Our long-term commitment to respect and support human rights is reflected in our corporate purpose ‘Do good for the people and the planet’.
Our human rights approach is aligned with the UN Guiding Principles on Business and Human Rights. In addition to people working in our own operations, our commitment extends to our suppliers, business partners, communities surrounding our operations and other stakeholders within our sphere of influence.
Embedding human rights in policy commitments
Our human rights statement, launched in 2012, expressly commits Stora Enso to observe the UN International Bill of Human Rights, which encompasses the Universal Declaration of Human Rights, the ILO’s core conventions, the OECD Guidelines for Multinational Enterprises, and the Children’s Rights and Business Principles, among other universally accepted international and regional human rights instruments.
We have embedded these elements in our updated Code of Conduct, which has an enhanced focus on human and labour rights. These issues have also been duly integrated into our social responsibility guidelines, supplier sustainability requirements and due diligence guidelines for new investments.
All these frameworks shape our approach to human and labour rights and serve as guiding standards when we work in regions where related local regulations are weak or non-existent.
Assessing human rights impacts
At Stora Enso we take human rights impacts into consideration throughout the life cycle of our operations, from investment decisions onwards. Related assessments are either conducted within the company or in co-operation with credible third parties. Examples include environmental and social impact assessments (ESIA) conducted in Brazil, southern China and Laos by UNDP, and pre-investment due diligence assessments in India and Pakistan.
We also assess our supplier relationships from environmental and human and labour rights perspectives.
In December 2013, Stora Enso’s Global Responsibility Council decided that by the end of 2014, Human rights assessments are performed to cover all our production units, wood supply operations, their supply chain management and relations with local communities. In line with this public commitment and the UN Guiding Principles on Business and Human Rights, the assessments are being performed in the following manner.

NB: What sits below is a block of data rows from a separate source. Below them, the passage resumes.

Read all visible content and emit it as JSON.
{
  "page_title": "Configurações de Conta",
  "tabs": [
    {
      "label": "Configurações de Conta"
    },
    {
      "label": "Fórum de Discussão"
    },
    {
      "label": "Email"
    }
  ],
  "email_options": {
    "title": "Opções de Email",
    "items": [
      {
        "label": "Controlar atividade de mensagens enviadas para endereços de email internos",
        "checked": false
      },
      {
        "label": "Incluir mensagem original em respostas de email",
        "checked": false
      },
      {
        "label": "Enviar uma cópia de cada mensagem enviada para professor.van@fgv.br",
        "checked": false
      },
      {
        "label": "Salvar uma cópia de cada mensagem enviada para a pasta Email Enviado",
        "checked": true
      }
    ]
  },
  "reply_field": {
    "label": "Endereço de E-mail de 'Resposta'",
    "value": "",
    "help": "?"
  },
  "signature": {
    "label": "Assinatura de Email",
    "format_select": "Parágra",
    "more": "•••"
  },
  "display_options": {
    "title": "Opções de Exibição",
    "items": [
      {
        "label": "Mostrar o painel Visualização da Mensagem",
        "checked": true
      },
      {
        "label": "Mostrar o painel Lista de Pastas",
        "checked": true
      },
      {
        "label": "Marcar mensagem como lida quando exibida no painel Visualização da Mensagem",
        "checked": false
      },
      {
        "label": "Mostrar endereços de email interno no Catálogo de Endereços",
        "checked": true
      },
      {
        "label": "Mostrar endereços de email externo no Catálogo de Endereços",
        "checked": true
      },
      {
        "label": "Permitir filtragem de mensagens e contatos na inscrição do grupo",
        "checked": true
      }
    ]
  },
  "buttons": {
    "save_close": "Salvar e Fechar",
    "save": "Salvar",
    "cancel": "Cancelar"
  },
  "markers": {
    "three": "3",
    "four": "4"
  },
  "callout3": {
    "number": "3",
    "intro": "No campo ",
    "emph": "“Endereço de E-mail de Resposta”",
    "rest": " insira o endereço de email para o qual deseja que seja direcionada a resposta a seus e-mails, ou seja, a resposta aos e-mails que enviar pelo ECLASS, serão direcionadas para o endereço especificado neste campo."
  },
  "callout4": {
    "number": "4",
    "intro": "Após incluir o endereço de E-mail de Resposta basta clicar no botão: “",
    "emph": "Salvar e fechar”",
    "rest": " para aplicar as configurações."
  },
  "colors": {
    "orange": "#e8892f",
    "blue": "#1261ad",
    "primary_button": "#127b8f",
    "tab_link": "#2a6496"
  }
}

Timeline of the human rights assessments
During the 1st half of 2014, the primary focus of was on developing a robust assessment tool and building up internal capacity to perform unit level assessments. Stora Enso and the Danish Institute for Human Rights (DIHR) entered into a collaboration to develop a customized human rights assessment tool. The tool looks at 43 human rights issue areas (covering labor rights, community impacts and controls for suppliers and business partners) and takes into account our industry, types of operations (industrial and forestry operations) and countries of operation.
Simultaneously, assessment coordinators representing all our units were identified and more than 80 Stora Enso employees were trained on the UN Guiding Principles on Business and Human Rights, mapping local stakeholders and Human Rights assessment tool. These capacity building sessions were facilitated by external human rights experts and were organized in Helsinki, Shanghai and Dusseldorf.
During the 2nd half of 2014, our unit level coordinators began the assessment process in their units. Typically, unit level management teams, mill employees and other key personnel were actively engaged. In addition, local stakeholders were mapped and external stakeholders such as trade union representatives, government authorities, community representatives, local NGOs and other business partners were consulted as part of the assessment process. The level of stakeholder consultation depended on the stakeholders identified as part of the stakeholder mapping process. In 13 units in China, Russia, and certain countries in Eastern Europe – external site visits were performed by Fair Working Conditions (FWC) – a non-profit human rights audit and assessment organization. Further, for our trial plantation operations in Laos – Stora Enso has collaborated with Business for Social Responsibility (BSR) to perform the assessment there.
The final phase of the human rights assessments involved an external quality check of unit level assessments and consolidation of assessment results together with the Danish Institute for Human Rights. During the quality check and consolidation process, DIHR and Stora Enso took into account inputs from the units as well as from FWC’s site visits. Results from the human rights assessments were communicated on February 5, 2015. The report is available here:
STORA ENSO HUMAN RIGHTS ASSESSMENT REVIEW AND CONSOLIDATION REPORT (1 MB)
As already announced, our focus for 2015 will be to develop action plans based on the results and start implementing them.
Respecting the rights of local communities
Intensive land use is a key feature of our tree plantations in Asia and South America. In these regions we consistently strive to ensure that the land use rights of local communities are fully respected.
In many areas the local communities surrounding our mills and plantations include indigenous peoples and other minority groups. We recognize the specific cultural and economic needs of such communities, including their traditional uses of forests, and their legitimate rights to their traditional lands. We strive to ensure that our operations do not violate their rights.
Our public human rights statement commits Stora Enso to remedy any situation where our activities adversely affect human rights in spite of all our efforts to avoid such cases.